As it said in a report last year: “The current situation of Roma living in poor conditions . . . has had consequences in terms of increased numbers temporarily migrating to the EU.”

So are such subsidies having any effect? Farcically, it seems that nobody knows, not even Brussels. The main source of potential cash for Roma projects comes from the European Commission social fund, which earmarked £5  billion for Bulgaria and Romania to spend on employment and “social cohesion” between 2007 and 2013.

But the Commission only requires the money to be spent on “vulnerable social groups”, rather than earmarking it for the Roma. Nor does it even keep tabs on how much is actually spent on Roma: a spokesman for the Commission told The Sunday Telegraph that no details were available as no mechanism was in place to gather the information.

That lack of transparency, critics say, gives a free reign for politicians to spend the money on other causes, given that projects that benefit Roma are known vote-losers.

“It gives us the worst of both worlds. The public thinks the money is for Roma anyway and that incites hatred towards us, and in fact we get nothing,” said Orhan Tahir, a Bulgarian Roma activist. Mr Tahir is a lawyer, forming part of a small Roma middle class that includes writers, actors and poets, who confound the stereotypes.

That, however, has not stopped the European Commission spending money on schemes to rectify “less-than-balanced” reporting of Roma issues, having decided that privately owned media cannot do this responsibly.

That, certainly, is the impression given by the blurb for “Roma Beyond Stereotypes”, a film project that received £250,000 from the Commission. Its website states: “As most outlets are commercial and often driven exclusively by market forces, they show little interest in confronting prejudice.”
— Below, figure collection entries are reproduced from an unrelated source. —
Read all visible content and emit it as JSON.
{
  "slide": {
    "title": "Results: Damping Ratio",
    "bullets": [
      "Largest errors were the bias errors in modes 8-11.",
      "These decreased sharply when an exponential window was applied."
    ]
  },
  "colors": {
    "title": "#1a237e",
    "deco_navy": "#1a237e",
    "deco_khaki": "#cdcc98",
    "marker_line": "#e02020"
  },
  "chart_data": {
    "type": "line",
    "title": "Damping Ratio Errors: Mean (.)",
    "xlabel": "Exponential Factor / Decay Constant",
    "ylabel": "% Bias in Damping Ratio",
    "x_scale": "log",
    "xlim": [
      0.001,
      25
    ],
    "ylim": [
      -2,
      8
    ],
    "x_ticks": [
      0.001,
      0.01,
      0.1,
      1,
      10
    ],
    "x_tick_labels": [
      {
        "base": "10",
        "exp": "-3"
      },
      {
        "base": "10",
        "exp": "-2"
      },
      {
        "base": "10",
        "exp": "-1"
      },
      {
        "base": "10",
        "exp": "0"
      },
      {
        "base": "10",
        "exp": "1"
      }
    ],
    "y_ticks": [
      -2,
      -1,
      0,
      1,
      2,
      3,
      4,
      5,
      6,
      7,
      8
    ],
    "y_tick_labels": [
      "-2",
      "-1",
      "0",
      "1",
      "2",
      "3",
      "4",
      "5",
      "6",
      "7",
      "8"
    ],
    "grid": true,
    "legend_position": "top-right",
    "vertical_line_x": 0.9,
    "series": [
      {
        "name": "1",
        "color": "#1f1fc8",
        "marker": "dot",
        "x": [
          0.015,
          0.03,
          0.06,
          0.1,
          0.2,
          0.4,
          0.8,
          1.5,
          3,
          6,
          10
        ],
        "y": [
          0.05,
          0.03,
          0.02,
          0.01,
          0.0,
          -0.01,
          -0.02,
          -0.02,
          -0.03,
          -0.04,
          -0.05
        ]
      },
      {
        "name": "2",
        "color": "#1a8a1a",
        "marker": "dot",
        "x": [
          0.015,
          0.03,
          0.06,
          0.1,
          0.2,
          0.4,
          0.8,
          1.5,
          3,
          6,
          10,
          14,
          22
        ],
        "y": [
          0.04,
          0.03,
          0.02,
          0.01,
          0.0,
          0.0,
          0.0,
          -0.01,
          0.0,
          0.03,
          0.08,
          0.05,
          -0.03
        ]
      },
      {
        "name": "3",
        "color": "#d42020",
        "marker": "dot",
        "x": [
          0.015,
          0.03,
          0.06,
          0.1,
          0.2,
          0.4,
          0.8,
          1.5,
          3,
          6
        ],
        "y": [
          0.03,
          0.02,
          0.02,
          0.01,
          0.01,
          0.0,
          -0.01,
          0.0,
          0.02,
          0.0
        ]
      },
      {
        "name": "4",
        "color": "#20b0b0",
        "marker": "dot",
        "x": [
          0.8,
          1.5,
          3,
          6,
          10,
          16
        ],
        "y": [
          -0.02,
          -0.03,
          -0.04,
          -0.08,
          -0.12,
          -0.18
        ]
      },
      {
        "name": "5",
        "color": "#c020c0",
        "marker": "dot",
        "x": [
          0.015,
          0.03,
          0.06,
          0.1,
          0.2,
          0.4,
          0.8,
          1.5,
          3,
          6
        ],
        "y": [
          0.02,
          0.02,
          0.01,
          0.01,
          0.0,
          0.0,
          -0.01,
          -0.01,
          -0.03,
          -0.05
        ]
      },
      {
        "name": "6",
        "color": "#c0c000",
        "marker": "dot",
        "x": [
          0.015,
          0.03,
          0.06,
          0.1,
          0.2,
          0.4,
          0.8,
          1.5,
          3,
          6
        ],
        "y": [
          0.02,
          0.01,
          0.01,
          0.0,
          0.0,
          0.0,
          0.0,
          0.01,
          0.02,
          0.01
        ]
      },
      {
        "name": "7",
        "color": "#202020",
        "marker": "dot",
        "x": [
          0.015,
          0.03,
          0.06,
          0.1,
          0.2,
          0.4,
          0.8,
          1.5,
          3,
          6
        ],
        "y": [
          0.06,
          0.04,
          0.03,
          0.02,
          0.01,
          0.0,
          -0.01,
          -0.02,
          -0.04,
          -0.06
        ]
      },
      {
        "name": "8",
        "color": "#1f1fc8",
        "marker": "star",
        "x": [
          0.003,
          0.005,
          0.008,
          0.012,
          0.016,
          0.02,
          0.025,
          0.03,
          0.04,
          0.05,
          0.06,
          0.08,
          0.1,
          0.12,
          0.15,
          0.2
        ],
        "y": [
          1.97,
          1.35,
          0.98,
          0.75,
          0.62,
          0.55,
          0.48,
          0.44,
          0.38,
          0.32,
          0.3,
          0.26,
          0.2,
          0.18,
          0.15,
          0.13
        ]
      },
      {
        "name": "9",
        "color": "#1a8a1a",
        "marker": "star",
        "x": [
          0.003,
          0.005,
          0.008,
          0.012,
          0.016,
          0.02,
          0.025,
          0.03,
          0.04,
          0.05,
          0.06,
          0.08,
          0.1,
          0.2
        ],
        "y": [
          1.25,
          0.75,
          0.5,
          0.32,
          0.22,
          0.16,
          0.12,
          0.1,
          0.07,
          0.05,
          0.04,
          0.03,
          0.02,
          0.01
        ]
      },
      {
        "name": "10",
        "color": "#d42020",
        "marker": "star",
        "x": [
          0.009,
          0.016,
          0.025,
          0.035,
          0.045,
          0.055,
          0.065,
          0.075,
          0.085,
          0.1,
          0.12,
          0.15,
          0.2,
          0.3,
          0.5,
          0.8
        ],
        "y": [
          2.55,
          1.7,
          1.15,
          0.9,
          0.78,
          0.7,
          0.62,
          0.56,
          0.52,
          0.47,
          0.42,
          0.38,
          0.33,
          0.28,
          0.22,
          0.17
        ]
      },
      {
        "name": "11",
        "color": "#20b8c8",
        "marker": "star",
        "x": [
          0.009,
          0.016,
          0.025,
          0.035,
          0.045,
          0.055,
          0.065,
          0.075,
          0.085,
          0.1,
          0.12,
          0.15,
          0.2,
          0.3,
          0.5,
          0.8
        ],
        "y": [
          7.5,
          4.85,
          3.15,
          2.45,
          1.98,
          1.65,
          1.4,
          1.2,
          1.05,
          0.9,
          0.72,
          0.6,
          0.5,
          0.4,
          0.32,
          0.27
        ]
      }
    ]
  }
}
One Bulgarian Roma who fits few stereotypes is Tsvetelin Kanchev, 46, the burly, avuncular founder of Bulgaria’s Euroma Party. With his black limousine, earpiece-wearing bodyguard and personalised DVD of Bulgarian folk songs, he comes across at first glance as just another garrulous Roma strongman.

He claims, for example, that his family put the original curse on America’s Kennedy clan, after one Patrick Kennedy refused to marry one of his ancestors in Ireland in 1836. However, the former petrol station boss is nothing if not upwardly mobile. His son Gyorgi, 16, was educated at boarding school in Suffolk, and speaks in perfect English of his desire to become a stockbroker. And the aim of his father’s party is to improve the Bulgarian Roma’s lot to the point where they no longer need to head west in the first place.
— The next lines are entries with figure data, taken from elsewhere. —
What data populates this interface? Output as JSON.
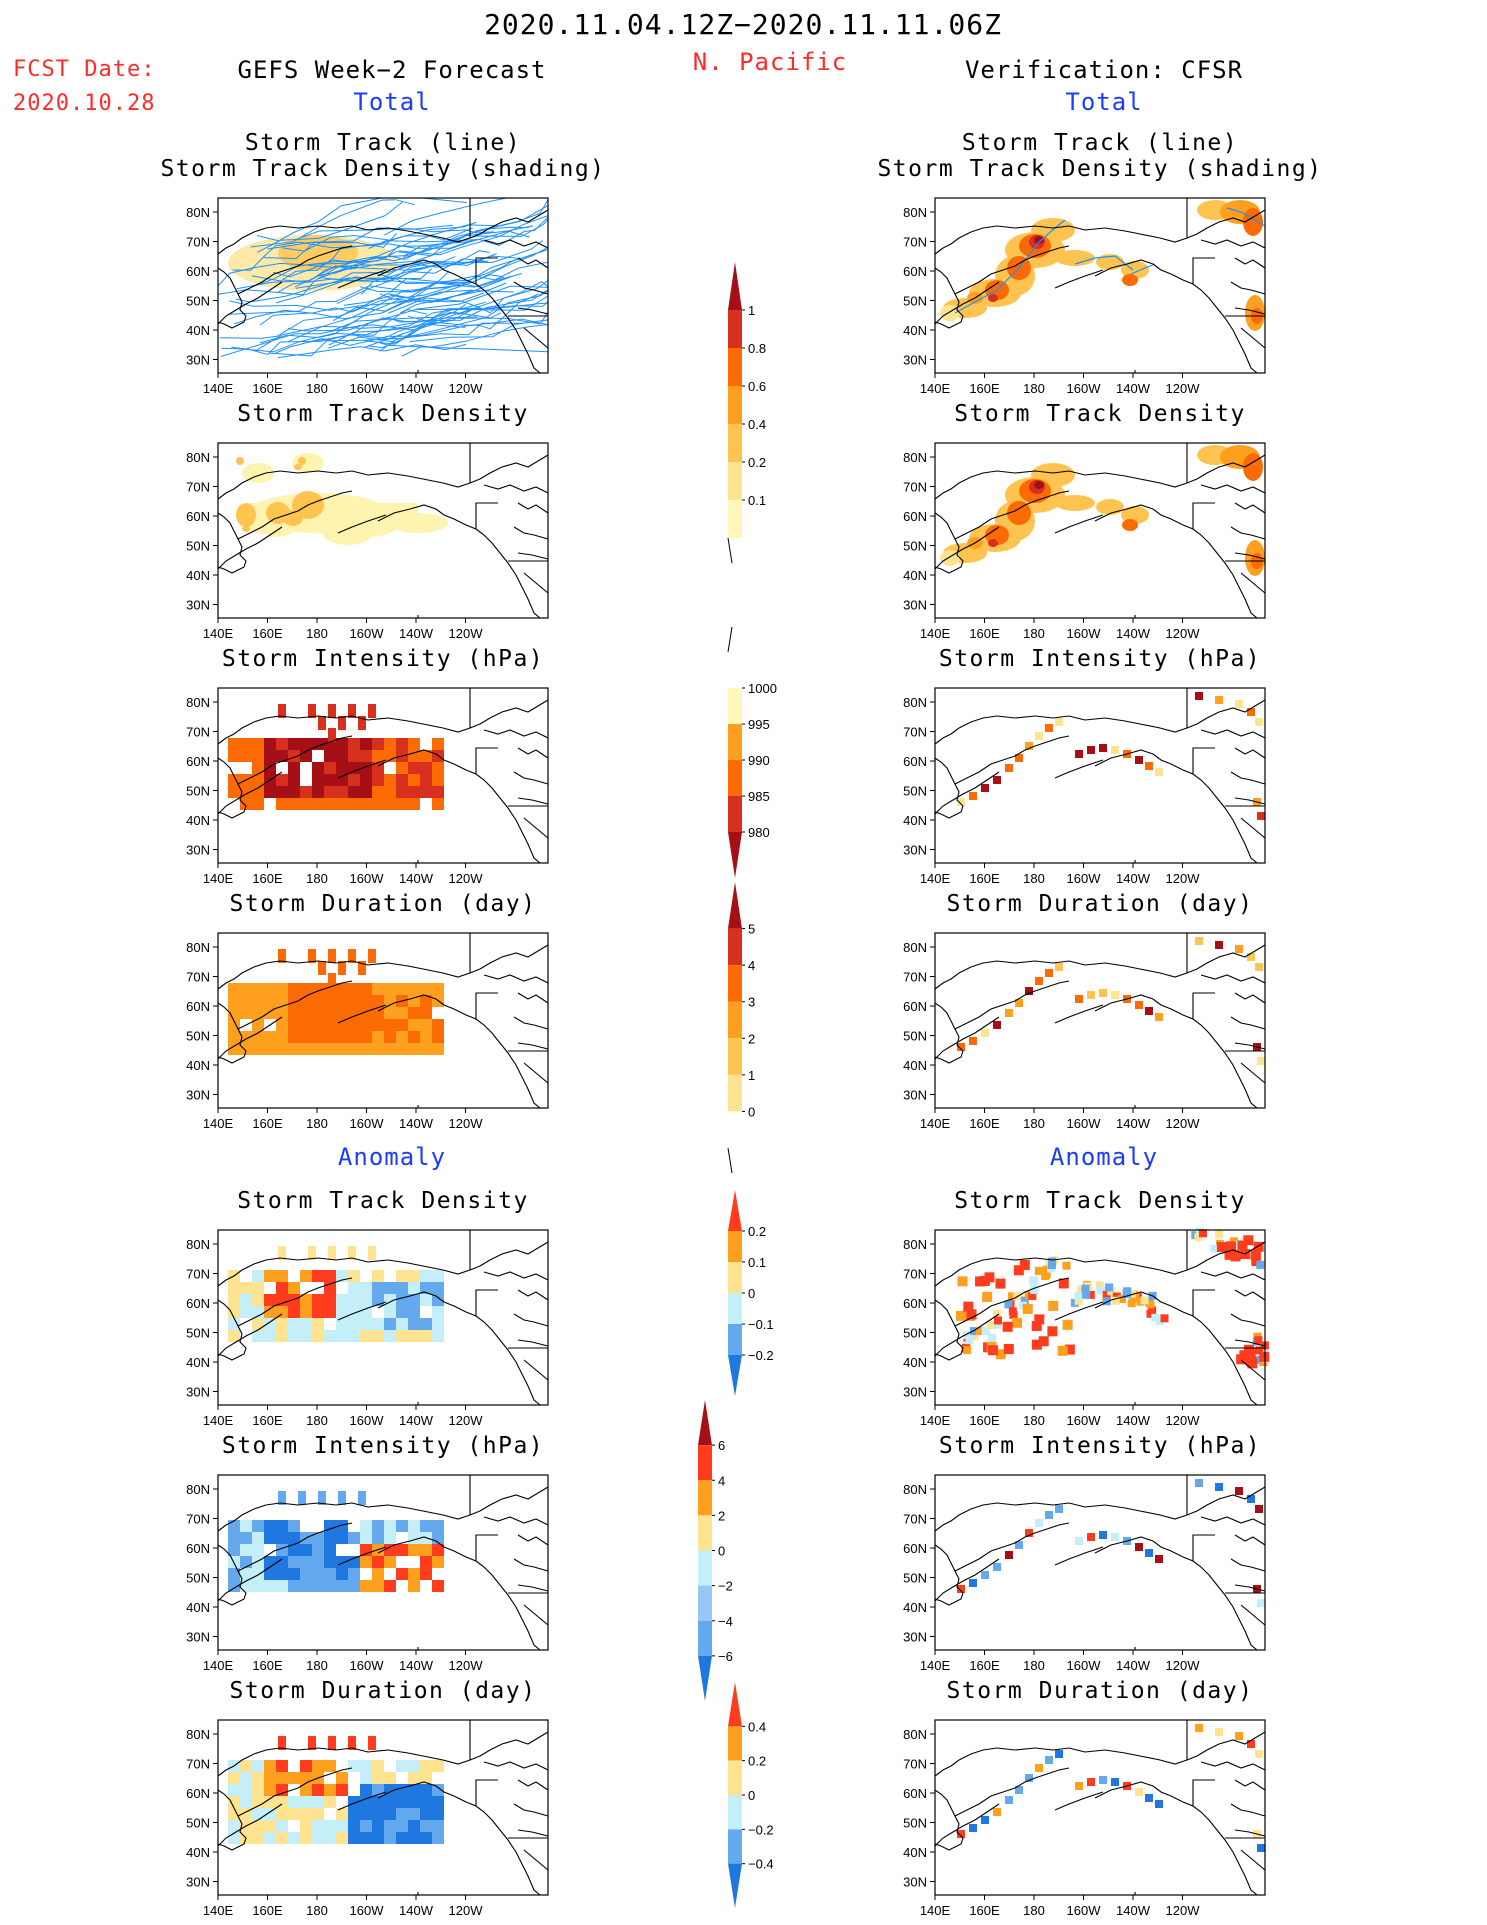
{
  "header": {
    "period": "2020.11.04.12Z−2020.11.11.06Z",
    "region": "N. Pacific",
    "fcst_label": "FCST Date:",
    "fcst_date": "2020.10.28",
    "left_title": "GEFS Week−2 Forecast",
    "right_title": "Verification: CFSR",
    "total_label": "Total",
    "anomaly_label": "Anomaly"
  },
  "axes": {
    "lat_labels": [
      "80N",
      "70N",
      "60N",
      "50N",
      "40N",
      "30N"
    ],
    "lon_labels": [
      "140E",
      "160E",
      "180",
      "160W",
      "140W",
      "120W"
    ]
  },
  "panels": {
    "track": {
      "title1": "Storm Track (line)",
      "title2": "Storm Track Density (shading)"
    },
    "density": {
      "title": "Storm Track Density"
    },
    "intensity": {
      "title": "Storm Intensity (hPa)"
    },
    "duration": {
      "title": "Storm Duration (day)"
    }
  },
  "colorbars": {
    "density_total": {
      "labels": [
        "1",
        "0.8",
        "0.6",
        "0.4",
        "0.2",
        "0.1"
      ],
      "colors": [
        "#a50f15",
        "#d7301f",
        "#fc6a03",
        "#fe9f1d",
        "#fec44f",
        "#fee391",
        "#fff7bc"
      ]
    },
    "intensity_total": {
      "labels": [
        "1000",
        "995",
        "990",
        "985",
        "980"
      ],
      "colors": [
        "#ffffff",
        "#fff7bc",
        "#fe9f1d",
        "#fc6a03",
        "#d7301f",
        "#a50f15"
      ]
    },
    "duration_total": {
      "labels": [
        "5",
        "4",
        "3",
        "2",
        "1",
        "0"
      ],
      "colors": [
        "#a50f15",
        "#d7301f",
        "#fc6a03",
        "#fe9f1d",
        "#fec44f",
        "#fee391",
        "#ffffff"
      ]
    },
    "density_anom": {
      "labels": [
        "0.2",
        "0.1",
        "0",
        "−0.1",
        "−0.2"
      ],
      "colors": [
        "#ff3c1e",
        "#fe9f1d",
        "#fee391",
        "#c4eef8",
        "#64a8ee",
        "#1f78e0"
      ]
    },
    "intensity_anom": {
      "labels": [
        "6",
        "4",
        "2",
        "0",
        "−2",
        "−4",
        "−6"
      ],
      "colors": [
        "#a50f15",
        "#ff3c1e",
        "#fe9f1d",
        "#fee391",
        "#c4eef8",
        "#96c8f6",
        "#64a8ee",
        "#1f78e0"
      ]
    },
    "duration_anom": {
      "labels": [
        "0.4",
        "0.2",
        "0",
        "−0.2",
        "−0.4"
      ],
      "colors": [
        "#ff3c1e",
        "#fe9f1d",
        "#fee391",
        "#c4eef8",
        "#64a8ee",
        "#1f78e0"
      ]
    }
  }
}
“In the towns where we have a presence, our people get equal rights and we improve the infrastructure,” he says during a tour of the ghetto in Sofia that is his power base. “Ninety per cent of children here now go to primary school, for example, And you should see one of our towns on the Black Sea coast — it looks so nice nowadays, we call it Beverly Hills.”

It is inspiring stuff — until Mr Kanchev makes it clear he only really speaks on behalf of Bulgarian Roma. He is rather less complimentary about the Kalderash, a caste predominant in Romania, whom he describes as born thieves.
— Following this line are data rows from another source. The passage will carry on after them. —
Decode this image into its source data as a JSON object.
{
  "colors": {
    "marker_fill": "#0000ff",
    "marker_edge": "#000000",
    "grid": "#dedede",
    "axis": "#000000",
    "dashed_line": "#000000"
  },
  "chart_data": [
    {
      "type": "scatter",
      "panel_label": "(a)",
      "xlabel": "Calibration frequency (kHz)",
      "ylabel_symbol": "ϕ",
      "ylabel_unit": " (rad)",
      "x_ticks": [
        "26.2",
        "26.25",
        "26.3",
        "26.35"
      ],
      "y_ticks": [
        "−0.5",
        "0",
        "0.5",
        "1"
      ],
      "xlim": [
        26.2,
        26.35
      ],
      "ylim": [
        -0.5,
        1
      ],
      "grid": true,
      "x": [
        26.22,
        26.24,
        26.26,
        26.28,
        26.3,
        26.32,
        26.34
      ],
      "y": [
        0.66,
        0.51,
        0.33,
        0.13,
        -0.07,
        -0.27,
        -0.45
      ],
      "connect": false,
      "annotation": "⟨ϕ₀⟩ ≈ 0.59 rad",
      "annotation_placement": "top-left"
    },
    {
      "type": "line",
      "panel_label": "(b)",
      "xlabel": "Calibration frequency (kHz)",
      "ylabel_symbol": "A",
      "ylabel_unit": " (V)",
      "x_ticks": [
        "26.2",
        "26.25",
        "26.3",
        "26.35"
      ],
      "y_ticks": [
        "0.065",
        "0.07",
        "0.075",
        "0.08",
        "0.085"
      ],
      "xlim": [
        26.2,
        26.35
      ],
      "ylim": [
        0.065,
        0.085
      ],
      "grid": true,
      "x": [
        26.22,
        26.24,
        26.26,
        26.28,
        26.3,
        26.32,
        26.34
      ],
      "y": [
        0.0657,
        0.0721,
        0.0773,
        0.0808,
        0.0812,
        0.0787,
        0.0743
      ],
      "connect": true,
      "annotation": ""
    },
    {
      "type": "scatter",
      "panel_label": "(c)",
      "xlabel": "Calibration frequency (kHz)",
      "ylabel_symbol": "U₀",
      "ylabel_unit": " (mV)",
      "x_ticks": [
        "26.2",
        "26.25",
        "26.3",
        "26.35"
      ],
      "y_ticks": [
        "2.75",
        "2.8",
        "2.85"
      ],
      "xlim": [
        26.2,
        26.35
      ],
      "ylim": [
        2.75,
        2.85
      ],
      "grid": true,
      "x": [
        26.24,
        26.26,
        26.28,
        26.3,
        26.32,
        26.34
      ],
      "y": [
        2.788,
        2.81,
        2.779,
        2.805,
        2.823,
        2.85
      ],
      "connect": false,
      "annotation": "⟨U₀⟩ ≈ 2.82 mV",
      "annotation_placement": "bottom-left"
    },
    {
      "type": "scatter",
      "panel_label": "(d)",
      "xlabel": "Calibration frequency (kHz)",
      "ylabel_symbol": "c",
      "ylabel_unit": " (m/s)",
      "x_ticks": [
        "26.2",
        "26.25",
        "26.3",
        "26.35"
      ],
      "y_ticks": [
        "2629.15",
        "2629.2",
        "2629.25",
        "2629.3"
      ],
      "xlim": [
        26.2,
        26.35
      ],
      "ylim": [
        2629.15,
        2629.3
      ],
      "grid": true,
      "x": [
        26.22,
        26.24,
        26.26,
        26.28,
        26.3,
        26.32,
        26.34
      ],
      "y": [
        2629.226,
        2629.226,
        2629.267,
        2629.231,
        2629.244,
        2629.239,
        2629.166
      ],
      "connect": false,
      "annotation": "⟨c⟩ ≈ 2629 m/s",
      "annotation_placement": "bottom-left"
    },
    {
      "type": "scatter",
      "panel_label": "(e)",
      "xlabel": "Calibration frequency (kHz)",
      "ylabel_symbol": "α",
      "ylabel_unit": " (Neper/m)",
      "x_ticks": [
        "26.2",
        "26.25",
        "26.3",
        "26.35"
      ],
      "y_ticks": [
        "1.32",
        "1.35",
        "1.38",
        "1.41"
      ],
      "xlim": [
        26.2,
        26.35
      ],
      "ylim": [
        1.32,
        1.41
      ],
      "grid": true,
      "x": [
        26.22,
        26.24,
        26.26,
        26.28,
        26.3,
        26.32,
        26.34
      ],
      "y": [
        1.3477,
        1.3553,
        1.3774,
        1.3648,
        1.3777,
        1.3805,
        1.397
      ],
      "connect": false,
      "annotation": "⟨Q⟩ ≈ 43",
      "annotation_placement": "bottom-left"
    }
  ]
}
“According to the Kalderash’s tribal mythology, a Kalderash kid stole the nails when the ancient Romans were about to crucify Jesus,” he said. “They had to postpone the crucifixion, and as a result, they were blessed personally by Jesus to be thieves. The problem you British will face is from the Kalderash of Romania, believe me.”

Could that be true? Fortunately, most other Roma say the story bears as about as much truth as Mr Kanchev’s claims about the Kennedy curse. “To say all Kalderash people are like that is to use the language of Nazi scientific theory,” said Mr Tahir.

But with their peers still willing to peddle such stories, it is perhaps not surprising that the image the Roma have had since medieval times looks likely to follow them west. As Mr Kanchev points out, though, every community has its bogeymen. “We have some Britons in jail here in Bulgaria for sex offences against children,” he said.

“We don’t lump them together with Shakespeare. And you shouldn’t judge us Roma by our criminals.”